For me, self-care has been a learning experience and an acquired skill. Growing up in the US, I was not taught to prioritize my own well-being, or really anyone’s well-being for that matter. I was taught to work, earn and consume. There’s a lot of focus in the US on having things and having an excess of money. We learn to value money and material things when we are in elementary school, maybe even younger. And while money facilitates self-care, money does not guarantee self-care. There are plenty of resourced people who don’t take good care of themselves and are not truly happy nor healthy. Although I don’t want to ignore the fact that self-care is difficult, if not impossible, for many low-income people in the US. But in my experience, few Americans are taught to value being well or given much idea about what brings well-being to individuals, families and communities. I know this from my own experiences.
When I was 23, I burned myself out. I’d been living my life for 23 years as an anxious perfectionist. It had never been a problem so there was no incentive for me to change. But then it did become a problem. I had way too much stress in my life and some trauma. Instead of taking it easy and giving myself a break, I pushed myself harder. I didn’t try any strategies to manage my anxiety or cope with the awful sh*t that was going down in my life. And the end result was that I had a nervous breakdown. It was small but yeah, it really was a legit breakdown. Now I know I was traumatized and trying to hang in there as best I could. But it was only after that happened that I realized the true importance of self-care. That point in my life would still have been very difficult but I may have weathered it all better. Stronger.
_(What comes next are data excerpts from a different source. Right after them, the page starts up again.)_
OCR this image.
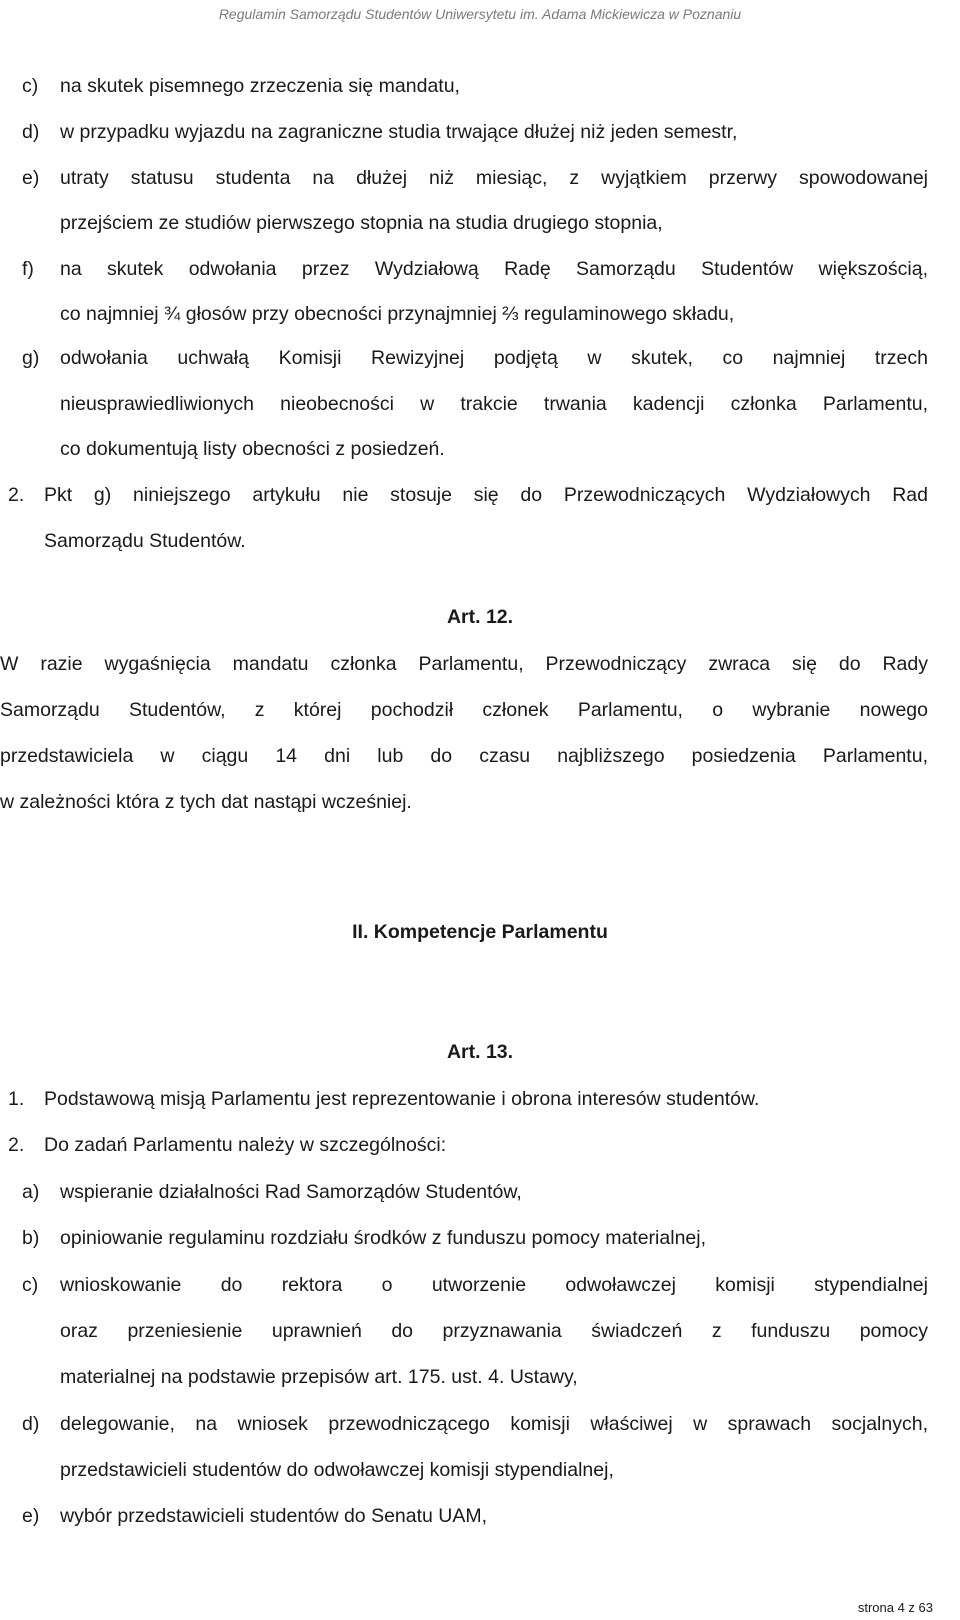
Regulamin Samorządu Studentów Uniwersytetu im. Adama Mickiewicza w Poznaniu
c) na skutek pisemnego zrzeczenia się mandatu,
d) w przypadku wyjazdu na zagraniczne studia trwające dłużej niż jeden semestr,
e) utraty statusu studenta na dłużej niż miesiąc, z wyjątkiem przerwy spowodowanej
przejściem ze studiów pierwszego stopnia na studia drugiego stopnia,
f) na skutek odwołania przez Wydziałową Radę Samorządu Studentów większością,
co najmniej ¾ głosów przy obecności przynajmniej ⅔ regulaminowego składu,
g) odwołania uchwałą Komisji Rewizyjnej podjętą w skutek, co najmniej trzech
nieusprawiedliwionych nieobecności w trakcie trwania kadencji członka Parlamentu,
co dokumentują listy obecności z posiedzeń.
2. Pkt g) niniejszego artykułu nie stosuje się do Przewodniczących Wydziałowych Rad
Samorządu Studentów.
Art. 12.
W razie wygaśnięcia mandatu członka Parlamentu, Przewodniczący zwraca się do Rady
Samorządu Studentów, z której pochodził członek Parlamentu, o wybranie nowego
przedstawiciela w ciągu 14 dni lub do czasu najbliższego posiedzenia Parlamentu,
w zależności która z tych dat nastąpi wcześniej.
II. Kompetencje Parlamentu
Art. 13.
1. Podstawową misją Parlamentu jest reprezentowanie i obrona interesów studentów.
2. Do zadań Parlamentu należy w szczególności:
a) wspieranie działalności Rad Samorządów Studentów,
b) opiniowanie regulaminu rozdziału środków z funduszu pomocy materialnej,
c) wnioskowanie do rektora o utworzenie odwoławczej komisji stypendialnej
oraz przeniesienie uprawnień do przyznawania świadczeń z funduszu pomocy
materialnej na podstawie przepisów art. 175. ust. 4. Ustawy,
d) delegowanie, na wniosek przewodniczącego komisji właściwej w sprawach socjalnych,
przedstawicieli studentów do odwoławczej komisji stypendialnej,
e) wybór przedstawicieli studentów do Senatu UAM,
strona 4 z 63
The more stress you have in your life, the more important it is to be good to yourself. I know that now but it is still a constant battle for me. I feel compelled to do, do, do. It is so hard for me to sit and just be.
I like going online and reading the news and blogs and learning. I love keeping this blog – mainly for myself but it’s nice when I see that others are reading and sometimes liking what I write. But the internet creates more pressure – at least for me, and I don’t think I’m the only one. There’s 24-hour access to almost everyone’s lives and the most breaking news stories. And if you try to keep up, you’ll find that once you’ve finished reading this minute’s news, there’s been five more minutes each minute with their own breaking news. And then you go on Facebook or whatever and you think, ‘Wow, this person made this dinner and that dessert’ and ‘this person wrote two new posts on her blog.’ And ‘what have I been doing? How do I keep up?’ Because that’s the other crucial piece of our American culture – hyper competition. So being productive rapidly takes on a new and exaggerated meaning that’s compounded with our need to be better, be the best.
And so I’m stepping back. Even though I have time to write on this blog everyday, now that my wedding and home-buying journeys are done. I love writing about my passions and social justice. But it can be exhausting. And it makes no sense to do Domestic Violence work all day and come home to exhaust myself further. I am my own resource and if I exhaust that.. well, what good does that do?
So I’m making a conscious and diligent effort to post on this blog no more than once a week. I want to see how and who I am when I’m not falling prey to my (and the US’) need to be hyper-productive. We’ll see what comes from this.
And for now, I’m gonna curl up under a blanket, snuggle with my hubs and watch the World Series. GO SOX! C’mon, we know Boston needs some happy news at the end of this year.